I’m giving you options here, including the opportunity to add another flavor to the little cakes by spreading the bottom round of meringue with cookie spread, peanut butter, melted chocolate or jam. You can also put a little spice in the whipped cream. My favorite combination is a swish of cookie spread, cinnamon whipped cream and chocolate shavings.
- PLAN AHEAD: To get the volume that you need, the egg whites must be at room temperature, so leave them out, covered, for at least 1 hour before setting to work. Also, plan on dedicating your oven to the meringues for at least 4 hours.
- Position the racks to divide the oven into thirds and preheat it to 250 degrees F. Using a pencil, draw ten 3-inch circles on each of two sheets of parchment paper; leaving about 2 inches between the circles. Turn the sheets over and use them to line two baking sheets.
- Strain the 1 tablespoon granulated sugar and the confectioners’ sugar through a fine-mesh sieve; set aside.
- Working in the (clean, dry, grease-free) bowl of a stand mixer fitted with the whisk attachment, or in a large bowl using a hand mixer, beat the whites and vinegar on medium-high speed until they form soft peaks, about 3 minutes. With the mixer running, add the remaining 1 cup (200 grams) granulated sugar 1 tablespoon at a time, waiting a few seconds after each addition. It will take about 5 minutes, maybe even longer, to get all the sugar into the whites, but it’s this slow process that makes pristine meringue. Once all the sugar is in, beat for 2 minutes or so, until you have stiff, glossy, beautifully white peaks. If you want to add the vanilla, beat it in now. Switch to a flexible spatula and fold in the reserved sugar mix.
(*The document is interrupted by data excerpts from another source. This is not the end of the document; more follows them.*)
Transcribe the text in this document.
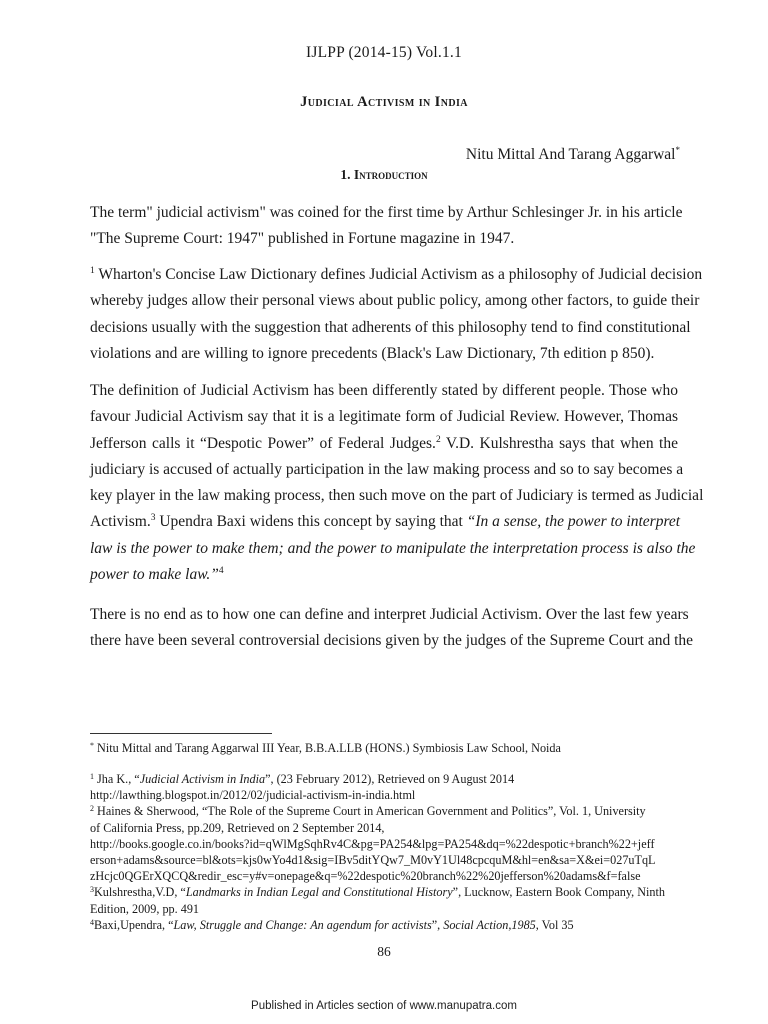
IJLPP (2014-15) Vol.1.1
Judicial Activism in India
Nitu Mittal And Tarang Aggarwal*
1. Introduction
The term" judicial activism" was coined for the first time by Arthur Schlesinger Jr. in his article
"The Supreme Court: 1947" published in Fortune magazine in 1947.
$^1$ Wharton's Concise Law Dictionary defines Judicial Activism as a philosophy of Judicial decision
whereby judges allow their personal views about public policy, among other factors, to guide their
decisions usually with the suggestion that adherents of this philosophy tend to find constitutional
violations and are willing to ignore precedents (Black's Law Dictionary, 7th edition p 850).
The definition of Judicial Activism has been differently stated by different people. Those who
favour Judicial Activism say that it is a legitimate form of Judicial Review. However, Thomas
Jefferson calls it “Despotic Power” of Federal Judges.$^2$ V.D. Kulshrestha says that when the
judiciary is accused of actually participation in the law making process and so to say becomes a
key player in the law making process, then such move on the part of Judiciary is termed as Judicial
Activism.$^3$ Upendra Baxi widens this concept by saying that “In a sense, the power to interpret
law is the power to make them; and the power to manipulate the interpretation process is also the
power to make law.”$^4$
There is no end as to how one can define and interpret Judicial Activism. Over the last few years
there have been several controversial decisions given by the judges of the Supreme Court and the
* Nitu Mittal and Tarang Aggarwal III Year, B.B.A.LLB (HONS.) Symbiosis Law School, Noida
$^1$ Jha K., “Judicial Activism in India”, (23 February 2012), Retrieved on 9 August 2014
http://lawthing.blogspot.in/2012/02/judicial-activism-in-india.html
$^2$ Haines & Sherwood, “The Role of the Supreme Court in American Government and Politics”, Vol. 1, University
of California Press, pp.209, Retrieved on 2 September 2014,
http://books.google.co.in/books?id=qWlMgSqhRv4C&pg=PA254&lpg=PA254&dq=%22despotic+branch%22+jeff
erson+adams&source=bl&ots=kjs0wYo4d1&sig=IBv5ditYQw7_M0vY1Ul48cpcquM&hl=en&sa=X&ei=027uTqL
zHcjc0QGErXQCQ&redir_esc=y#v=onepage&q=%22despotic%20branch%22%20jefferson%20adams&f=false
$^3$Kulshrestha,V.D, “Landmarks in Indian Legal and Constitutional History”, Lucknow, Eastern Book Company, Ninth
Edition, 2009, pp. 491
$^4$Baxi,Upendra, “Law, Struggle and Change: An agendum for activists”, Social Action,1985, Vol 35
86
Published in Articles section of www.manupatra.com
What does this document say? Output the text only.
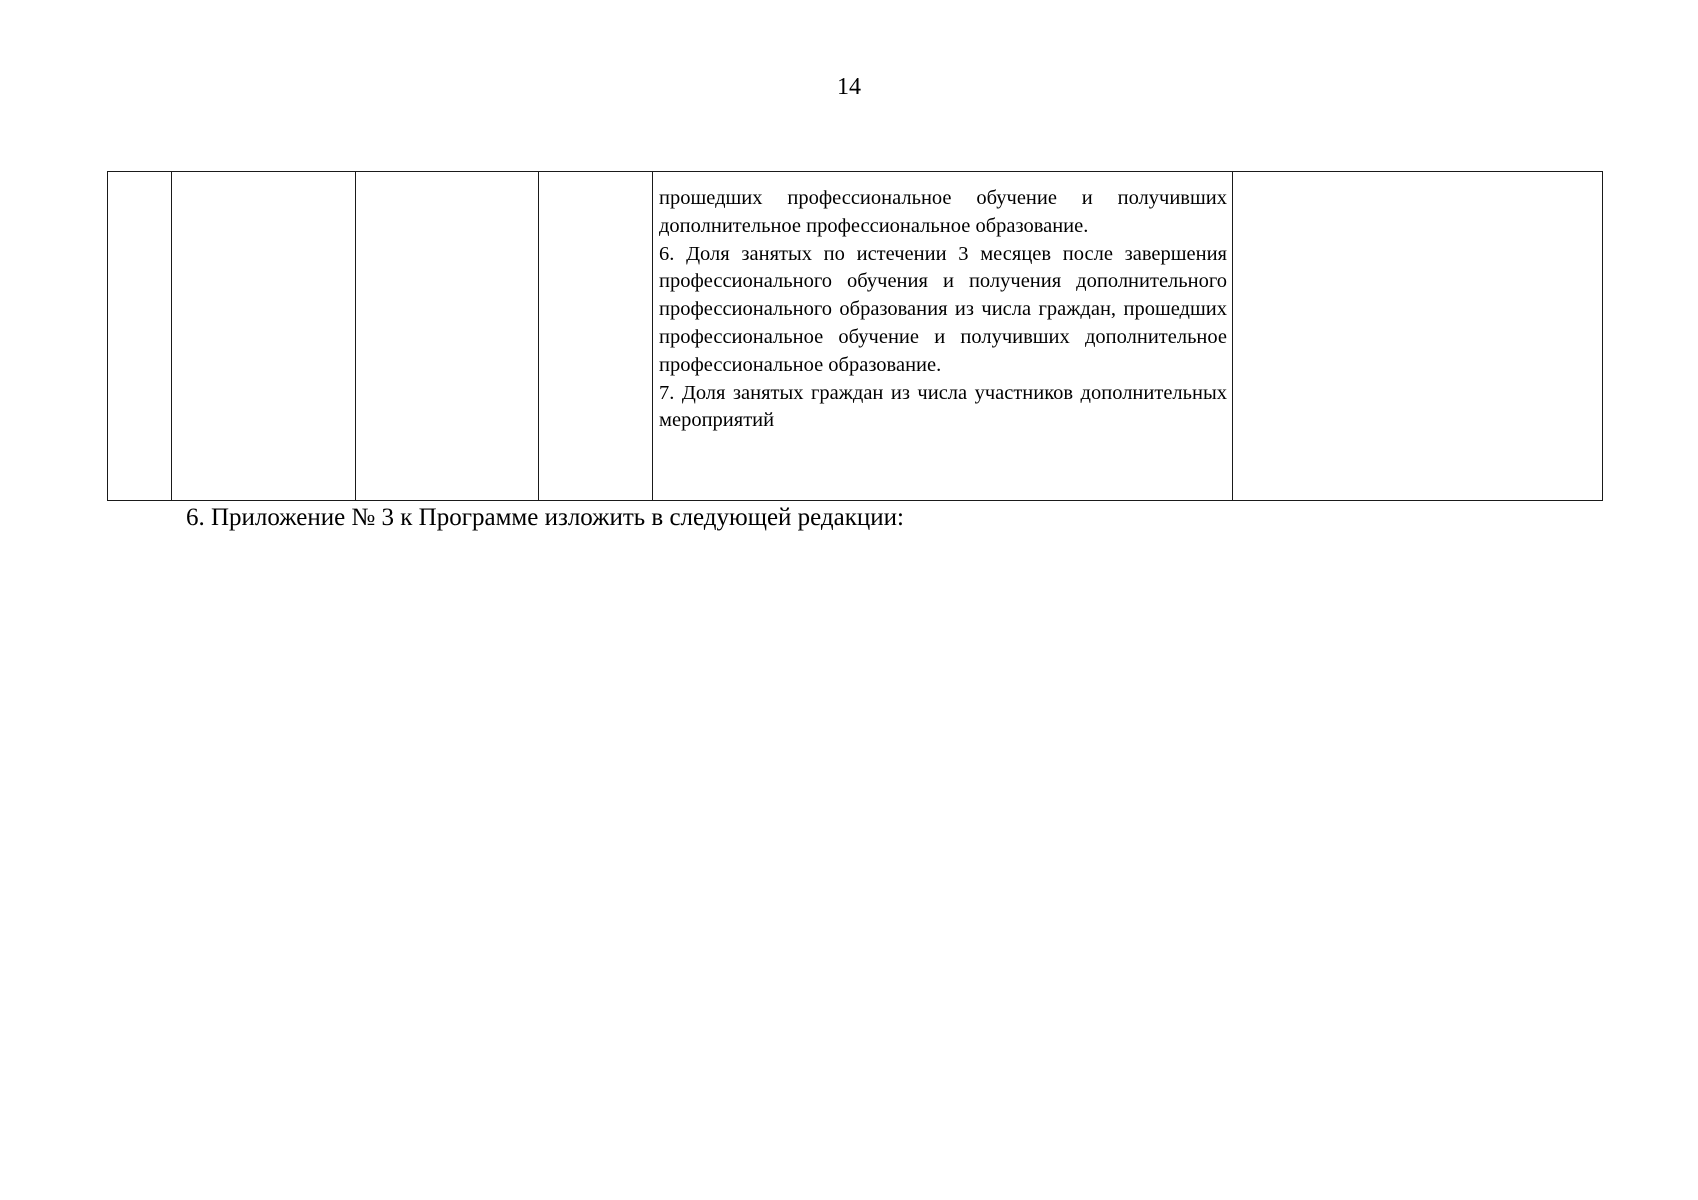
14

прошедших профессиональное обучение и получивших дополнительное профессиональное образование.

6. Доля занятых по истечении 3 месяцев после завершения профессионального обучения и получения дополнительного профессионального образования из числа граждан, прошедших профессиональное обучение и получивших дополнительное профессиональное образование.

7. Доля занятых граждан из числа участников дополнительных мероприятий

6. Приложение № 3 к Программе изложить в следующей редакции:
- You can spoon the meringues out or shape them with a small icing spatula, but it’s faster and easier to pipe them. Use a pastry bag without a tip, or cut a 1⁄2-to-3⁄4-inch-wide opening in the tip of a disposable piping bag or a bottom corner of a large ziplock bag. Fill the bag with the meringue and dab a little of it on the four corners of each baking sheet to secure the parchment. Using the circles as your guide, aim to pipe disks that are between 1⁄4 and 1⁄2 inch high, but don’t get nutty about it—the diameter is more important than the height.
- Bake the meringues for about 50 minutes. You don’t want the meringues to take on (much) color; they’re properly baked when they peel off the paper easily. Turn off the oven and open the oven door a crack to let out whatever steam may have developed, then close the door and leave the meringues in the turned-off oven for another hour. (You can make the meringues at least a week ahead; just keep them covered and dry.)
- Working in the bowl of a stand mixer fitted with the whisk attachment, or in a large bowl with a hand mixer, beat the cream just until it begins to thicken a bit. Gradually add the sugar and then the cinnamon, if you’re using it, and beat until the cream is thick enough to use as a frosting. If you’re using vanilla, whip it in now. (The cream can be covered and refrigerated for up to an hour or so.)
- If you want to add a spread, coat the top side of half of the meringues with whatever you’ve chosen. Top with whipped cream—you can use a spoon or a cookie scoop to portion out the cream—see what you like, but 2 tablespoons of cream should do it for each cake— then cap each cake with another disk of meringue, flat side up. Using a small icing spatula, frost the tops and sides of the cakes with the remaining whipped cream. The layer doesn’t have to be very thick, just generous enough to capture the crunchies you’ll cover it with. Pop the cakes into the freezer for 10 minutes or the refrigerator for about 1 hour before coating them. (The cakes can stay in the refrigerator for about 5 hours; cover them lightly and keep them away from anything with a strong odor.)
- Put whatever you’ve chosen as your coating in a shallow bowl or a small tray. One by one, roll the cakes in the coating, getting some of the crunchies around the sides and on the tops. If it’s easier for you, use a spoon—I roll them and use a spoon to help me get a good coating. Refill the bowl as needed. Refrigerate the cakes for an hour, or until you need them. (The cakes can also be frozen for up to 2 months; see Storing.)
- The cakes should be eaten cold, straight from the refrigerator, and preferably on the day that they’re made. However, you can freeze them: Freeze on a tray until solid, then wrap each one well and store in the freezer for up to 2 months. You can put them in the refrigerator for an hour to defrost, but I think they’re wonderfully delicious—like mini ice cream cakes—still frozen.